The thing is that most potting mix that suits other plants tends to be heavy and dense and/or doesn’t allow for enough airflow, which in most cases causes the roots to suffocate over time. Therefore, avoid using an unsuitable type of soil. Invest in the quality that is adapted to the requirements of these unique plants, believe us, all your efforts will pay off quickly.
WONDER SOIL | Organic Cactus & Succulent Soil (12 Quarts). Fast Draining Ready to Plant
Speaking of which, can I use orchid soil for succulents? Find out the answer below.
Question Of The Day: Can I Use Orchid Soil For Succulents?
As you can already guess, most succulents are native to arid areas where the soil can be very sandy or have a lot of gravel, which is why it is extremely important to choose one that drains well and is on the gritty side.
So, can I use orchid soil for succulents? The answer is yes and no at the same time. We know it may sound funny, but the fact is that not all types of succulents thrive in orchid soil, most of them are simply not a perfect match.
In short, most tropical succulents, such as Crassula capitella ‘Campfire’, Aloe ciliaris, and Cotyledon orbiculata will more than successfully grow and develop in this characteristic type of soil. More details can be found below.

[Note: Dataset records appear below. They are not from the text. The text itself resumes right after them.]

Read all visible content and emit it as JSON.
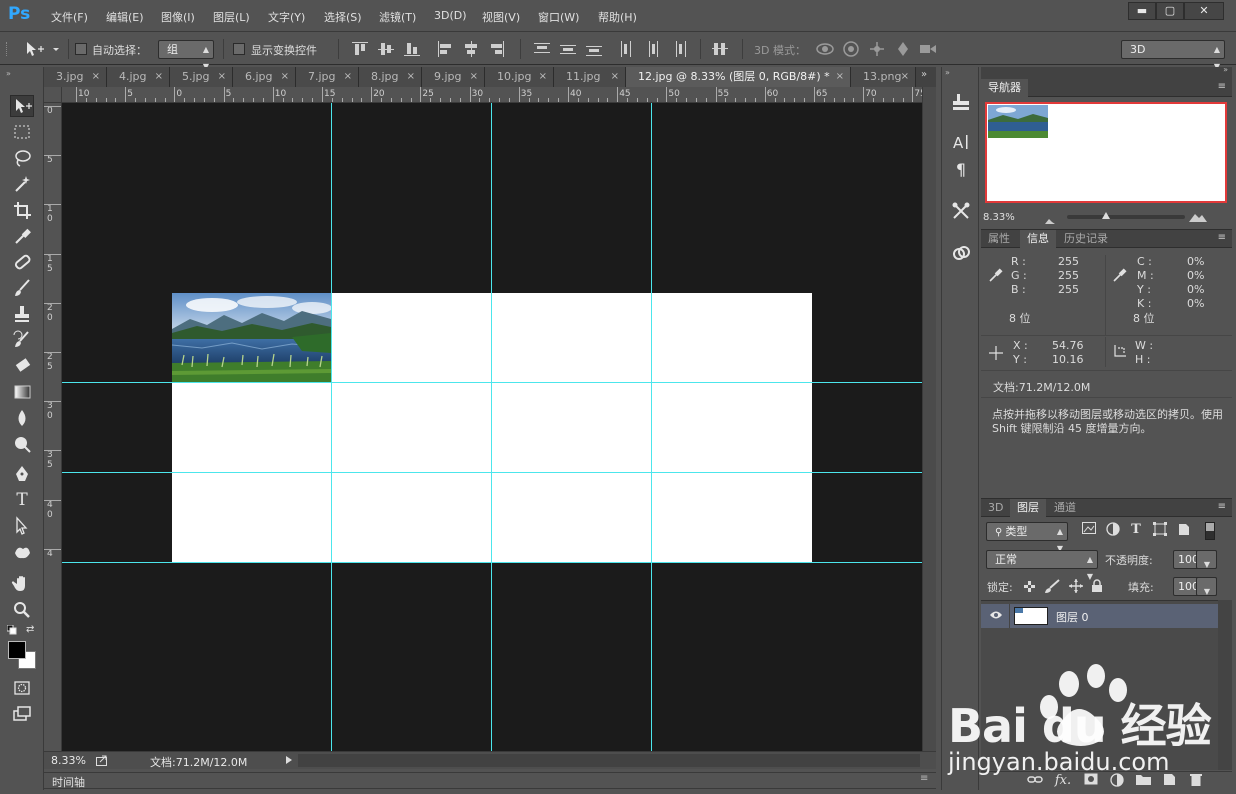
{
  "app": {
    "logo": "Ps"
  },
  "menu": [
    "文件(F)",
    "编辑(E)",
    "图像(I)",
    "图层(L)",
    "文字(Y)",
    "选择(S)",
    "滤镜(T)",
    "3D(D)",
    "视图(V)",
    "窗口(W)",
    "帮助(H)"
  ],
  "window_controls": {
    "minimize": "▬",
    "maximize": "▢",
    "close": "✕"
  },
  "options": {
    "auto_select_label": "自动选择：",
    "auto_select_value": "组",
    "show_transform_label": "显示变换控件",
    "mode_3d_label": "3D 模式：",
    "workspace_value": "3D"
  },
  "tabs": [
    {
      "label": "3.jpg",
      "active": false
    },
    {
      "label": "4.jpg",
      "active": false
    },
    {
      "label": "5.jpg",
      "active": false
    },
    {
      "label": "6.jpg",
      "active": false
    },
    {
      "label": "7.jpg",
      "active": false
    },
    {
      "label": "8.jpg",
      "active": false
    },
    {
      "label": "9.jpg",
      "active": false
    },
    {
      "label": "10.jpg",
      "active": false
    },
    {
      "label": "11.jpg",
      "active": false
    },
    {
      "label": "12.jpg @ 8.33% (图层 0, RGB/8#) *",
      "active": true
    },
    {
      "label": "13.png",
      "active": false
    }
  ],
  "tab_close_glyph": "×",
  "ruler_top": [
    "10",
    "5",
    "0",
    "5",
    "10",
    "15",
    "20",
    "25",
    "30",
    "35",
    "40",
    "45",
    "50",
    "55",
    "60",
    "65",
    "70",
    "75"
  ],
  "ruler_left": [
    "0",
    "5",
    "1 0",
    "1 5",
    "2 0",
    "2 5",
    "3 0",
    "3 5",
    "4 0",
    "4"
  ],
  "status": {
    "zoom": "8.33%",
    "doc_info": "文档:71.2M/12.0M"
  },
  "timeline_label": "时间轴",
  "navigator": {
    "tab": "导航器",
    "zoom": "8.33%"
  },
  "info_panel": {
    "tabs": [
      "属性",
      "信息",
      "历史记录"
    ],
    "active_tab": "信息",
    "rgb": {
      "r_label": "R :",
      "g_label": "G :",
      "b_label": "B :",
      "r": "255",
      "g": "255",
      "b": "255"
    },
    "cmyk": {
      "c_label": "C :",
      "m_label": "M :",
      "y_label": "Y :",
      "k_label": "K :",
      "c": "0%",
      "m": "0%",
      "y": "0%",
      "k": "0%"
    },
    "bit_left": "8 位",
    "bit_right": "8 位",
    "xy": {
      "x_label": "X :",
      "y_label": "Y :",
      "x": "54.76",
      "y": "10.16"
    },
    "wh": {
      "w_label": "W :",
      "h_label": "H :"
    },
    "doc": "文档:71.2M/12.0M",
    "hint": "点按并拖移以移动图层或移动选区的拷贝。使用 Shift 键限制沿 45 度增量方向。"
  },
  "layers_panel": {
    "tabs": [
      "3D",
      "图层",
      "通道"
    ],
    "active_tab": "图层",
    "filter_label": "类型",
    "blend_mode": "正常",
    "opacity_label": "不透明度:",
    "opacity": "100%",
    "lock_label": "锁定:",
    "fill_label": "填充:",
    "fill": "100%",
    "layers": [
      {
        "name": "图层 0",
        "visible": true
      }
    ]
  },
  "watermark": {
    "brand": "Bai du 经验",
    "url": "jingyan.baidu.com"
  },
  "colors": {
    "guide": "#4ce6ec",
    "accent": "#31a8ff",
    "navigator_frame": "#e23a3a"
  }
}
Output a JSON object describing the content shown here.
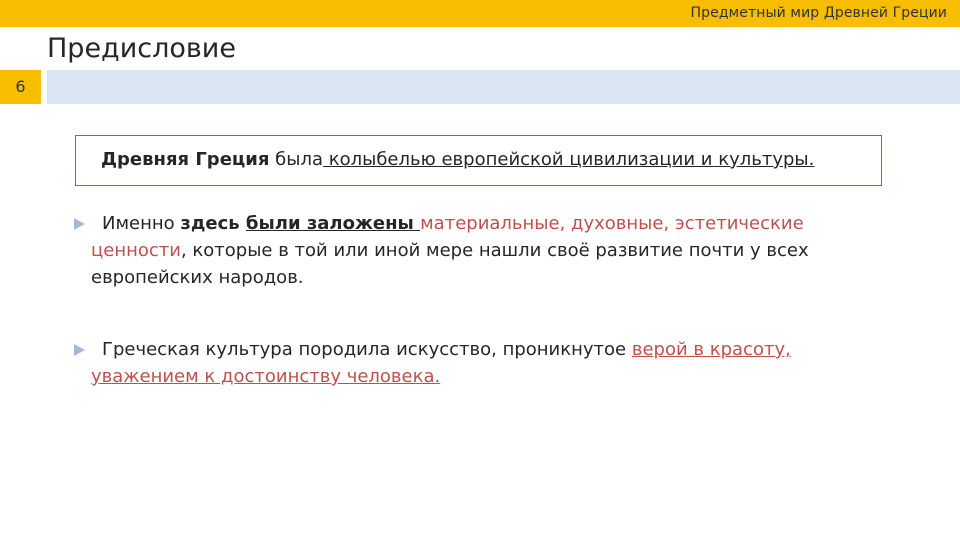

Is Orchid Mix Good For Succulents?
It is very important to keep in mind that this type of soil is made up of bark as well as much other organic matter that is known for exposing the roots to air. This is most suitable for orchids themselves because they simply need air to their roots in order to thrive, but succulents, on the other hand, don’t like their roots to be exposed.
There are two main reasons why orchid soil is not the best option for succulents:
- Bark decomposition: Orchid mix turns into compost over time.
- Stability: There are huge air spaces between the particles that can make the establishment of succulent roots difficult.
Can You Grow Succulents In Orchid Bark?
As you can guess from the name itself, orchid bark is adapted for orchids and is not suitable for growing succulents in it. However, you can mix it with other ingredients and drainage material like perlite or pumice, and in that way create something more suitable, although still not ideal soil for growing these unique plants.
Abstract – Can I Use Orchid Soil For Succulents?
Growing succulents can be a fun and easy way to add some liveliness to your home or garden. However, it is very important to use the right soil to ensure that your plants are getting everything they need in order to thrive.
So, can I use orchid soil for succulents? The fact is that not all types of succulents thrive in orchid soil; most of them are simply not a perfect match. If you really insist, opt for some popular tropical species such as Crassula capitellar ‘Campfire’, Aloe ciliaris, or Cotyledon orbiculata, as they have been proven to succeed in this type of growing medium.
What do you say, are you going to try growing in this type of soil, or are you more of a traditional person who likes to play it safe? Tell us more below.